Hot Network Questions (HNQ) are a big deal on SE. I think they have a place here too, but with the following adjustments:
- Turning a question into an HNQ should not be entirely automatic. Algorithms can recommend a question for HNQ status, but there should be some moderator/high-rep-user approval process. This will (a) allow reasonable revision to a question before it goes live and (b) allow for blocking of a question that might be inappropriate (e.g., NSFW) but which is still an “OK” question (i.e., not VTC)
- Allow moderators to remove a question from HNQ status if there are problems, without affecting the rest of the topic site
- Limit the time a question can be HNQ - I don’t know the current timing on SE, but IMHO it is way too long. The “regular” users see the same questions and get tired of them, and even new/casual users likely see the same ones repeatedly after a few days.
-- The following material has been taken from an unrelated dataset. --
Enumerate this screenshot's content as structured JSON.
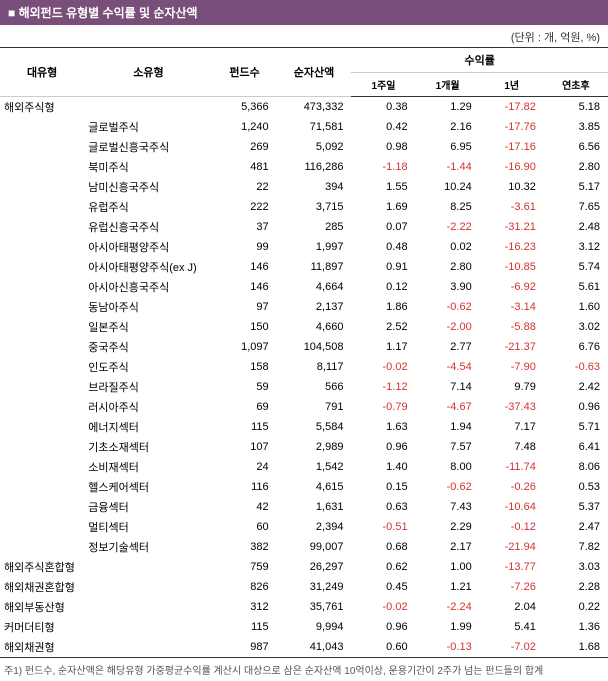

- Allow a topical site to opt out of HNQ altogether if they want to.
- Limit the # of questions per topical site on the system HNQ at any one time.
I’d like us to explore a scheme where sites can nominate questions for broader advertising, rather than one that automatically does it and sites can override. I don’t know what that looks like. We’ve got time; until we have a bunch of communities we won’t benefit much from it.
Maybe it is too complicated (and I keep talking too much about this voting), but based on this idea I am imagining a rate based score system in place of the current vote based score system, where people can rate the questions to be in a particular class.
The voting system up/down depends a lot on the number of reads and that creates a big variance. (the ratio up/down could say something but mostly the votes are unanimous and the score is just a matter of ‘how many’ people took their time to vote and there is no nuance in a single vote)
A voting system with ‘ratings’ rather than up down will be less influenced by the number of votes.
Classes could have certain specific meaning and one of them could be ‘hot network’ (which should actually be used for ‘this question really needs an answer, needs more attention, or should be seen by a wider community’ but in SE practice results in ‘lots of people jumping on the question with more answers that mostly generate noise rather than improve the answer’).
Even more complicated. Rather than a system by which a contributor can directly vote for a particular class there could be a promotion/degradation system. This makes a post less mobile at first, but at the same time old ratings will have less influence and it becomes more easy to re-evaluate the situation of a post.
We could possibly strike a deal with Physics Overflow, Math Overflow, and Codegolf/Axtell projects for interlinking our HNQs. That would boost them and boost us as a whole, as a network. We don’t need to be consolidated, but we can have a mutually beneficial arrangement.
I’d like to see some site statistics feature which could display how effective it was in retrospect for a question to be put on HNQ list so that users can have a better idea what attracts people to the site, so that the content could be improved or shifted in a more useful direction where possible and makes sense. Not having any stats on that kinda sucks.
Your own Twitter account? Reddit, Hacker News, Slashdot, etc.?
I thought we were talking about advertising questions to users of other Codidact sites, who are more predisposed toward being interested than random Twitter followers etc.
(I also don’t believe it’s all that important, but others seem to so I was suggesting an approach that I think would be better than SE’s.)
I think the project should publish its selected HNQ or other curated list of posts on a number of social networks and news aggregator sites in its own section, so their users can link to them in their own native URL schemes.
Like for example, cross-posting reddit posts from say r/condidact_HNQ to r/technology or r/programming or any other range of topics. This would boost discoverability on other platforms and allow for easier sharing by its resident users.